The Port Authority of New York and New Jersey likes to project an image of itself as forward-thinking on climate change. The authority, which is controlled by the governors of New York and New Jersey, makes much of the fact that it was the first public transportation agency in America to embrace the Paris Climate Agreement, and that it is spending millions to make its facilities greener in its quest to lessen its carbon footprint by 35 percent by 2025 and 80 percent by 2050. It pays lip service to reducing emissions from the vehicles that flow through its facilities, promising to put on more PATH train cars for commuters and encourage more freight via rail instead of trucks.
But the carbon from the Port Authority's plant pales in comparison to the emissions from the thousands of planes and hundreds of thousands of vehicles that use its facilities daily. The agency could do much more to help transition us to a less carbon-intensive transportation sector — when transportation is responsible for 29 percent of greenhouse gases nationally and 36 percent in New York. Yet it has no incentive to do so because its business model today relies heavily on automobile tolls and airplane and parking fees to pay for the infrastructure we use to move the economy of New York and New Jersey. Fees and tolls from cars and planes are worth $3.5 billion annually and made up 65 percent of the income the authority collected in 2018, its pre-Covid budget for 2019. We saw this dynamic with our own eyes during the pandemic lockdown, when our skies cleared, and the authority's revenues tanked.
And we saw it last week, when the LaGuardia AirTrain got its final federal approval, and the authority's executive director, Rick Cotton, touted the project as "non-polluting" and "sustainable" — when in reality it adds nothing to regional transit and functions mainly as an adjunct to a giant parking lot.
Quite simply, the Port Authority is hooked on revenues from cars, trucks, planes and parking.
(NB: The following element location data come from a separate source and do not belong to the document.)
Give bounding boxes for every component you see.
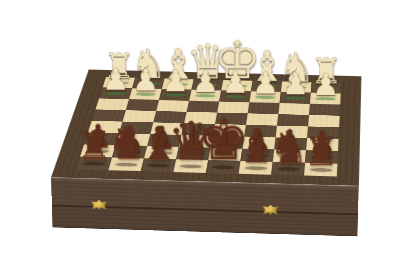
square-b4	[277, 114, 309, 126]
piece-base-pad	[212, 165, 234, 169]
square-g8: ♞	[108, 158, 144, 172]
square-c4	[246, 113, 278, 125]
piece-base-pad	[109, 81, 129, 84]
piece-base-pad	[279, 155, 300, 159]
square-f8: ♝	[141, 158, 176, 172]
square-a4	[308, 115, 340, 127]
piece-base-pad	[87, 149, 109, 153]
square-b8: ♞	[271, 162, 305, 176]
piece-base-pad	[115, 163, 137, 167]
piece-base-pad	[83, 162, 105, 166]
square-c1: ♝	[251, 81, 282, 92]
piece-base-pad	[165, 93, 185, 96]
piece-base-pad	[138, 82, 158, 85]
squares-grid: ♜♞♝♛♚♝♞♜♟♟♟♟♟♟♟♟♟♟♟♟♟♟♟♟♜♞♝♛♚♝♞♜	[76, 77, 341, 176]
square-e2: ♟	[189, 90, 221, 102]
piece-base-pad	[315, 97, 335, 100]
piece-white-rook: ♜	[103, 48, 135, 83]
square-f3	[156, 100, 189, 112]
square-b2: ♟	[280, 92, 311, 104]
square-h3	[95, 98, 129, 110]
square-e3	[187, 101, 220, 113]
square-d4	[215, 113, 248, 125]
square-h6	[84, 132, 119, 145]
piece-base-pad	[197, 84, 217, 87]
square-d8: ♚	[206, 160, 241, 174]
piece-white-bishop: ♝	[159, 43, 197, 85]
piece-base-pad	[147, 164, 169, 168]
piece-white-rook: ♜	[310, 53, 342, 89]
piece-base-pad	[257, 85, 277, 88]
square-a5	[307, 126, 339, 139]
piece-white-bishop: ♝	[248, 45, 286, 87]
piece-base-pad	[225, 95, 245, 98]
piece-base-pad	[195, 94, 215, 97]
square-f1: ♝	[162, 78, 194, 89]
piece-base-pad	[311, 155, 332, 159]
square-c2: ♟	[249, 91, 280, 103]
square-e7: ♟	[176, 147, 210, 160]
square-e4	[184, 112, 217, 124]
square-g1: ♞	[132, 78, 164, 89]
square-d2: ♟	[219, 91, 251, 103]
piece-base-pad	[105, 92, 125, 95]
square-e5	[182, 123, 215, 136]
square-b7: ♟	[273, 150, 306, 163]
square-f7: ♟	[144, 146, 179, 159]
square-a1: ♜	[311, 82, 341, 93]
square-d5	[213, 124, 246, 137]
square-g2: ♟	[129, 88, 162, 100]
box-front-face	[51, 177, 359, 236]
piece-base-pad	[183, 152, 205, 156]
piece-base-pad	[245, 166, 267, 170]
square-d6	[211, 136, 245, 149]
piece-white-knight: ♞	[130, 44, 166, 84]
square-g7: ♟	[112, 145, 147, 158]
piece-base-pad	[119, 150, 141, 154]
square-h5	[88, 121, 123, 133]
square-h1: ♜	[103, 77, 136, 88]
piece-white-knight: ♞	[278, 48, 314, 88]
square-b3	[278, 103, 310, 115]
piece-base-pad	[180, 164, 202, 168]
piece-base-pad	[310, 168, 332, 172]
chess-set-photo: ♜♞♝♛♚♝♞♜♟♟♟♟♟♟♟♟♟♟♟♟♟♟♟♟♜♞♝♛♚♝♞♜	[0, 0, 420, 259]
square-f6	[147, 134, 181, 147]
piece-base-pad	[286, 86, 306, 89]
square-b5	[276, 126, 308, 139]
square-c6	[242, 137, 275, 150]
piece-base-pad	[277, 167, 299, 171]
square-b1: ♞	[281, 81, 312, 92]
square-h8: ♜	[76, 157, 112, 171]
square-a6	[306, 138, 339, 151]
square-h2: ♟	[99, 88, 132, 100]
square-g3	[126, 99, 159, 111]
piece-base-pad	[168, 83, 188, 86]
square-a2: ♟	[310, 93, 341, 105]
piece-base-pad	[316, 87, 336, 90]
square-d7: ♟	[208, 148, 242, 161]
square-h7: ♟	[80, 144, 116, 157]
square-h4	[92, 109, 126, 121]
chess-box: ♜♞♝♛♚♝♞♜♟♟♟♟♟♟♟♟♟♟♟♟♟♟♟♟♜♞♝♛♚♝♞♜	[51, 70, 362, 186]
square-d1: ♚	[221, 80, 252, 91]
square-g4	[122, 110, 156, 122]
square-e6	[179, 135, 213, 148]
square-b6	[274, 137, 307, 150]
piece-base-pad	[255, 96, 275, 99]
square-g5	[119, 122, 153, 135]
piece-base-pad	[285, 97, 305, 100]
square-e8: ♛	[173, 159, 208, 173]
square-a3	[309, 104, 340, 116]
piece-white-king: ♚	[213, 34, 260, 87]
piece-base-pad	[247, 154, 269, 158]
square-d3	[217, 101, 249, 113]
square-a7: ♟	[305, 150, 338, 163]
square-e1: ♛	[192, 79, 224, 90]
piece-base-pad	[215, 153, 237, 157]
chess-board: ♜♞♝♛♚♝♞♜♟♟♟♟♟♟♟♟♟♟♟♟♟♟♟♟♜♞♝♛♚♝♞♜	[51, 70, 362, 186]
square-f4	[153, 111, 186, 123]
piece-base-pad	[151, 151, 173, 155]
square-c5	[244, 125, 277, 138]
square-a8: ♜	[304, 163, 337, 177]
square-c8: ♝	[239, 161, 273, 175]
square-c3	[248, 102, 280, 114]
square-f5	[150, 122, 184, 135]
square-f2: ♟	[159, 89, 191, 101]
square-c7: ♟	[240, 149, 274, 162]
piece-base-pad	[135, 93, 155, 96]
piece-base-pad	[227, 84, 247, 87]
square-g6	[116, 133, 151, 146]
If the public truly desires to see a major shift toward environmentally friendly modes such as rail, then the Port Authority should be at the heart of a much larger regional environmental and transportation transition plan reducing agencies' dependence on carbon-heavy income sources. It could prepare a broad, deep review of climate-change goals, regional transportation plans and budgets, and the moving of people, goods and services. The Port Authority — a congressionally mandated, bi-state agency with an annual budget of roughly $8 billion, which in 2019 funneled 122.2 million vehicles eastbound into New York through six crossings and accommodated 140.5 million passengers at four airports — is in the best position to coordinate such an effort.
No such plan exists.
The Regional Plan Association, an august not-for-profit, advances report after report about decarbonizing our economy and integrating our public transportation. Little happens.
In a 2014 report, NYC Roadmap to 80 x 50, the de Blasio administration acknowledged that its stated goal of reducing carbon emissions by 80 percent by 2050 would be hard to achieve without "partnerships" with the Port Authority, the MTA, the New York State Department of Transportation, NJ Transit and Amtrak. Any such regional plan must deal with the financial reality that the Port Authority and the MTA — which also operates a substantial bridge and tunnel system — will need support if they must see their traffic decline. The future of the Gateway project and Amtrak’s Northeast Corridor also must be considered against this backdrop.
Nothing will change unless there is a larger vision and political backing.
In reality, we’ve done little of substance to lessen the number of vehicles and planes using our facilities (although New York's now-stalled congestion-pricing plan would be a start). The only way to realize a major shift away from those modes is to develop a capital plan and supportive budget strategy that weans the Port Authority off airport parking and passenger fees and tolls from the Hudson River crossings. If such objectives aren't reflected in the budgets of the Port Authority, the MTA, NJ Transit, LIRR, Metro-North, and Amtrak, we likely will not see any big improvement in reducing traffic or carbon emissions — period.
Any regional reduction of carbon-intensive transportation must also include a strategy for creating good-paying jobs before closing out old, carbon-dependent jobs and should consider the effect of such a transition on the bond holders who — for now — depend on the Port Authority's (and other agencies') collection of tolls and fees. If environmental advocates don't do this homework, they risk resistance that will likely win the day because it pays the bills.
Other nations and many American cities are taking bolder steps to reduce traffic. London has graduated its congestion charge and instituted a “Ultra Low Emission Zone,” which has reduced traffic from 36,000 to 23,000 vehicles a day and cut emissions by 20 percent. France is forcing a shift of any air travel to rail for any flights under 2.5 hours. Parking reduction, housing density, HOV lanes, gas taxes, employer incentives and many other strategies can reduce vehicle trips and miles; as one such plan noted, "traffic congestion is a choice."
In New York, however, each transportation agency in the region has been rebuilding or adding capacity to its facilities without integrating plans with one another. Are the goals for these large capital projects lined up with regional objectives to reduce carbon, and if they were, what would it mean for the Port Authority?
If we are truly serious about reaching climate-change goals, then moving toward more rail use makes sense. But we need to get real about how we prepare for this change and the resistance to it. Who forces those hooked on car revenues to get clean?
Bob Previdi is a transit consultant and a former planner and spokesman for NYC Transit.